Hello everybody,
I’ve been trying to find some information about drug uptake by C. elegans, but all I could find was about other nematodes (parasitic nematodes). In the “Anthelmintic drugs” chapter from Wormbook, they say that drugs can enter C. elegans by ingestion or by diffusion across the cuticle. But I could not find more detailed information about these mechanisms in C. elegans.
Does anybody know where I can find more information about this subject?
Thank you!
I do recall a report somewhere, maybe a meeting abstract, that some of the srf mutants (Chris Link) facilitated drug uptake.
It probably depends on the drug. I remember reading about the Levamisol uptake and it was passive transcuticular diffusion due to Levamisol being highly water soluble and small enough to penetrate the cuticule.

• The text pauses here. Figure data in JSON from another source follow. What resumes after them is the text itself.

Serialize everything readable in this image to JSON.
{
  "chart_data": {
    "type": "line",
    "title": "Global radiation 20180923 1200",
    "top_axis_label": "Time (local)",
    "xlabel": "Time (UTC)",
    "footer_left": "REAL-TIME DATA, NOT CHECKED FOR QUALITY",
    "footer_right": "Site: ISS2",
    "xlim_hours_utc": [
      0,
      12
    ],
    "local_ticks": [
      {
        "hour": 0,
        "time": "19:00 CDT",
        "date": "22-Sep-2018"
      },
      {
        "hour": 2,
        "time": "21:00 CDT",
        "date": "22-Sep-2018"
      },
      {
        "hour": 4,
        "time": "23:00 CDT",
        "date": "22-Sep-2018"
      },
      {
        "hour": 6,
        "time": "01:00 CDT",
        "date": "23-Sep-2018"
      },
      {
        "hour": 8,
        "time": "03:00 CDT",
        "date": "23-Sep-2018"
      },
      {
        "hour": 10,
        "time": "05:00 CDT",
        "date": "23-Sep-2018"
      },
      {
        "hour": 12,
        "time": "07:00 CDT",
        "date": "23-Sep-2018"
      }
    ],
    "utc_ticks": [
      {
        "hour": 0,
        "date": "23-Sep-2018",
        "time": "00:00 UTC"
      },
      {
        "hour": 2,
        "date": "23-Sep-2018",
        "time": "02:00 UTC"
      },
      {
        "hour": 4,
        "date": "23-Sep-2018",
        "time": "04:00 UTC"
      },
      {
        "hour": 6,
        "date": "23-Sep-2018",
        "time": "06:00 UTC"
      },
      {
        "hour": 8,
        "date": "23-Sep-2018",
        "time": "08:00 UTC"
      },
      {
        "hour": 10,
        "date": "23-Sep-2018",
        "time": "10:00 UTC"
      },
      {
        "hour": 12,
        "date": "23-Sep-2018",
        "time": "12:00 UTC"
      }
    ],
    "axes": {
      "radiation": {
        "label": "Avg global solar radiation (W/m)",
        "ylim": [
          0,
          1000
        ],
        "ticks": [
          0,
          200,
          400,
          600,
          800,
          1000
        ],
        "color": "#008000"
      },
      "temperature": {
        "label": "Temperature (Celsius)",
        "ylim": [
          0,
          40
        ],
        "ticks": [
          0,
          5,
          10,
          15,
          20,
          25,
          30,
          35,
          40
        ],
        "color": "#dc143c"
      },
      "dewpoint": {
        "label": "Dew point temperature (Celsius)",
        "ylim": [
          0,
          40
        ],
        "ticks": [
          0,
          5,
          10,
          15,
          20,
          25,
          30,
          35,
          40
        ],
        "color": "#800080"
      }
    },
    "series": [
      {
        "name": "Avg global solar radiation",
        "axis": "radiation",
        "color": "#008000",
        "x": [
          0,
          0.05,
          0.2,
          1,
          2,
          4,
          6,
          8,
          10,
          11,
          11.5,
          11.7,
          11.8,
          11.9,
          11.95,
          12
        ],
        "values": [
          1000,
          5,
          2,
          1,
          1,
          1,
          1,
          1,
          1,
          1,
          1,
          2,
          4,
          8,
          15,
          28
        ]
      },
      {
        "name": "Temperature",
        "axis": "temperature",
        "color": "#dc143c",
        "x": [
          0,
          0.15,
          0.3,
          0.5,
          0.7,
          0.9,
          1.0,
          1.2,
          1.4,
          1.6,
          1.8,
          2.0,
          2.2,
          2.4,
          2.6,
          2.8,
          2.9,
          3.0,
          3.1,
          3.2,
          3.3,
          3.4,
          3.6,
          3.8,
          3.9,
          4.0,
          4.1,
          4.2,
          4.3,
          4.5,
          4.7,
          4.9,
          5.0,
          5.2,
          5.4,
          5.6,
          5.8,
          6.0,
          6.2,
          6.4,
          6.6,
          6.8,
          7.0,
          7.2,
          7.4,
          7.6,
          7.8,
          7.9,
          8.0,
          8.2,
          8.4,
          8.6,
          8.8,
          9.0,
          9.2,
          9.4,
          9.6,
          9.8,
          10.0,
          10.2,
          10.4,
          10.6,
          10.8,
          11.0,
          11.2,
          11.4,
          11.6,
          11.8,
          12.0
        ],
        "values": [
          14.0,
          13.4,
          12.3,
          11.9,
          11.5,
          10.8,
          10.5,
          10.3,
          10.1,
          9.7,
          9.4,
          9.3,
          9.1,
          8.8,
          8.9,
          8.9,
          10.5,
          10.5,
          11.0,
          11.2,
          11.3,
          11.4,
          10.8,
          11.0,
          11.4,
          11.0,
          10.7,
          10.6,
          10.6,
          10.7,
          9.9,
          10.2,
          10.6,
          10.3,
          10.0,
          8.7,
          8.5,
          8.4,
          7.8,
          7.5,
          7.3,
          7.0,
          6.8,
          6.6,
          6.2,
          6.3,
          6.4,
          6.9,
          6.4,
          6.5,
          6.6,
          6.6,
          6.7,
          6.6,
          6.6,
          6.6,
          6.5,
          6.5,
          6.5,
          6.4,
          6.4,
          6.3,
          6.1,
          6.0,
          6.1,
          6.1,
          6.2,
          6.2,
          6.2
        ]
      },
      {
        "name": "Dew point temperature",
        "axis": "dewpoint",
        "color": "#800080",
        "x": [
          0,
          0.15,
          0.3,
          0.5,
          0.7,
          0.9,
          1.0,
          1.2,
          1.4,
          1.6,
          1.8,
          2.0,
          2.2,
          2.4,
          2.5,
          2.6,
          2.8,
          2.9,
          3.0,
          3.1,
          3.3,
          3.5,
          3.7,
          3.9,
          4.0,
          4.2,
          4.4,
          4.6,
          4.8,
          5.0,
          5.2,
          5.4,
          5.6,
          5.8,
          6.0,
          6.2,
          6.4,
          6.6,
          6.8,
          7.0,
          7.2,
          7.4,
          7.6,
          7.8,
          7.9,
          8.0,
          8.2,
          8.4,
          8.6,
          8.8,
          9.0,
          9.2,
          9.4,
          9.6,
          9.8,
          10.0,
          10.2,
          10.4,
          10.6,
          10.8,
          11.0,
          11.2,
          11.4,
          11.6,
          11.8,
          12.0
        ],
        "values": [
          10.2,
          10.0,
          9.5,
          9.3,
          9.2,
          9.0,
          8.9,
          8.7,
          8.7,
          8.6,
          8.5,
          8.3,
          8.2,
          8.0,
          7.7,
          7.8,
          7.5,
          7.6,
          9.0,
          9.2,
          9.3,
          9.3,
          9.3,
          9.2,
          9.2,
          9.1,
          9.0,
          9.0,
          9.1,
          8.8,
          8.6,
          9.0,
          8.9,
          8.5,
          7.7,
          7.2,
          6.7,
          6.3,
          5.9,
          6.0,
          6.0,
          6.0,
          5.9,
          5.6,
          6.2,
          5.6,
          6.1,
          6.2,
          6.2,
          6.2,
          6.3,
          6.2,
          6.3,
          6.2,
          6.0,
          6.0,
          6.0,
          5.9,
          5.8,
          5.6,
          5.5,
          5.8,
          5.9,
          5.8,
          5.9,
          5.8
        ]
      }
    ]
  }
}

But I guess others uptake is different, like in human, where quite a few different routes are possible, with most of them being passive.
Look at this paper, it has implications for drug uptake. One of the authors spoke at a 2008 meeting and If I recall correctly, hydrophobic compounds tend to accumulate faster.
http://www.nature.com/nchembio/journal/v6/n7/full/nchembio.380.html
Check abstract #186 from the 2011 worm meeting for a nice analysis of drug permeability. They did some nice stuff with (IIRC) fluoroscein diacetate, which is activated in the gut by gut esterases. So, a good fluorescent assay for permeability.